In taking my Archeology class last night I had a lot of thoughts come up that I felt needed some fleshing out in regards to change.
My base assumption both in the field I am studying as well as life in general is this:
People will do what works for them on some level or serves them on some level. OR Do what has worked in the past that does not any longer to the extent that it is not overtly destructive enough to force a change to a new paradigm or perish immediately. We do things that hurt us, but until it hurts too much, we do not want to change. We wait for the diagnosis of high cholesterol to do something about it, or we wait to have a friend die of lung cancer before we take stopping smoking seriously.
This is not just on the microcosmical level but the microcosmical level as well. We wait until a species is near extinction to do something about saving them. We wait until the air quality is really bad to worry about doing something about our air. The point is this, we do what has worked at some point, to define who and what we are.
We know that people do what works because the ones who do not live long enough to keep it going. An example I have given in the past, is if a culture says it is a good thing to kill all their children at the age of 8. that culture will not live longer than 1 generation without outside help like perhaps taking a warring groups children past that age as their own.

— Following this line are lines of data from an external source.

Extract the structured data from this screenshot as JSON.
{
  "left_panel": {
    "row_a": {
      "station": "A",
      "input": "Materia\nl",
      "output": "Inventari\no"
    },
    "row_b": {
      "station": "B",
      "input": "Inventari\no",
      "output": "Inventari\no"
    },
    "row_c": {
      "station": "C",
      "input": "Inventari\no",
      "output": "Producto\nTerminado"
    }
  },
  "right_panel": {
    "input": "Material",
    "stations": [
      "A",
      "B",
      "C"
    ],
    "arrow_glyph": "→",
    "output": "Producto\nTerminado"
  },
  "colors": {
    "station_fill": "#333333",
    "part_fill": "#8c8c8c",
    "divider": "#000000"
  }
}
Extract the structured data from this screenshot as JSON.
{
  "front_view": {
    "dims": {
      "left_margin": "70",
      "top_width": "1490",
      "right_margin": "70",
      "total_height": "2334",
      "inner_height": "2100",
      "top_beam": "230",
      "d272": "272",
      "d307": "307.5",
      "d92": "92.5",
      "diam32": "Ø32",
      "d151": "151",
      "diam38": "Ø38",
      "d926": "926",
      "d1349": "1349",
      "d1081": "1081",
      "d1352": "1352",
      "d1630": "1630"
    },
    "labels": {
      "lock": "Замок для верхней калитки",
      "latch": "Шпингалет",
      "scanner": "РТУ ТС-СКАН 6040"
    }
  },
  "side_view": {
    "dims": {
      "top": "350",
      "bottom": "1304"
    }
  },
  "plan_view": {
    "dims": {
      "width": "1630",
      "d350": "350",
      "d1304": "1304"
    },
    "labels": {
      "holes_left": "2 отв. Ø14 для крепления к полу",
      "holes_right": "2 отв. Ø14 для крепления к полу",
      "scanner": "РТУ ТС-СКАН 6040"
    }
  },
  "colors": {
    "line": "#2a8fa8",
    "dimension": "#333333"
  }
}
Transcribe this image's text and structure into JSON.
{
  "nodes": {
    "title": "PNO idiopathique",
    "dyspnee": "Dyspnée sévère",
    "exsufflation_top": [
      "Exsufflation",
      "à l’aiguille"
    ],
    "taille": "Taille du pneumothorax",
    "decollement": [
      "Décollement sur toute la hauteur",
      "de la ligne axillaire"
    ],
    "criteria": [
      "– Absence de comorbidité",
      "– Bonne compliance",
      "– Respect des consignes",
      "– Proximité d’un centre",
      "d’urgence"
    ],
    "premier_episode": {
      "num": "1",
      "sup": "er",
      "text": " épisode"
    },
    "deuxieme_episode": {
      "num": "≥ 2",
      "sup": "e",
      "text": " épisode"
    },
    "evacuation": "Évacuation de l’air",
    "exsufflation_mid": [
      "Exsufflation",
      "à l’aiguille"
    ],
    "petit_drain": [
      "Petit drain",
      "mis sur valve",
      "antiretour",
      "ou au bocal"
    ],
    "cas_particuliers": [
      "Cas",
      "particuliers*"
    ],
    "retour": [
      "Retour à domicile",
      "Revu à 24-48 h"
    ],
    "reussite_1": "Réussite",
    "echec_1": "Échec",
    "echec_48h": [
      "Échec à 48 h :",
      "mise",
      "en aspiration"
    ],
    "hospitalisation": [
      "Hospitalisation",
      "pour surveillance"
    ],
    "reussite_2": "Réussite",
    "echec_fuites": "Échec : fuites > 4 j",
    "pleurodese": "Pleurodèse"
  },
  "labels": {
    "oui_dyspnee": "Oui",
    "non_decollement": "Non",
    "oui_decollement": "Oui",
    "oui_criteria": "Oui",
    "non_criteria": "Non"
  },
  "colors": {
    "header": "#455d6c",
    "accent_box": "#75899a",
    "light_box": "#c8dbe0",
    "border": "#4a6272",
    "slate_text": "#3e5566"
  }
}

In reflecting on this in my own life, there are habits I have or things I do that do not serve me but they make me feel good. I eat poorly because at the time the food tastes good, regardless of what it is doing to my body weight. That is something that needs to change, but the only way to change it is to find other coping mechanisms. I have to find the bigger why.
In a strange way this also translates to my teaching students. I have taught for awhile that if something feels wrong, you are probably doing something wrong in your technique, and while that is true. it may make more sense to observe what is natural first then work with that, rather than just start with the assumption that people are doing something wrong. When we look at weapons that were used in the past it is easy to say that they should have been used X way, but the way they break shows that at least sometimes they were used in Y way and that was it's weakness. The problem is we do not want to admit that what is natural may not be what we have in mind. Yes, sometimes what is natural is wrong, but it has something to tell us about what the student feels like works and that should not just be thrown out because we are the teachers and we know SOO much better than they do.
At the end we may be the end of ourselves as we grasp to paradigms that do not work and hope that if we just do it right, it has to work, when that may just not be true. Sometimes something has to break, so we can fix the challenges we have now and in the future.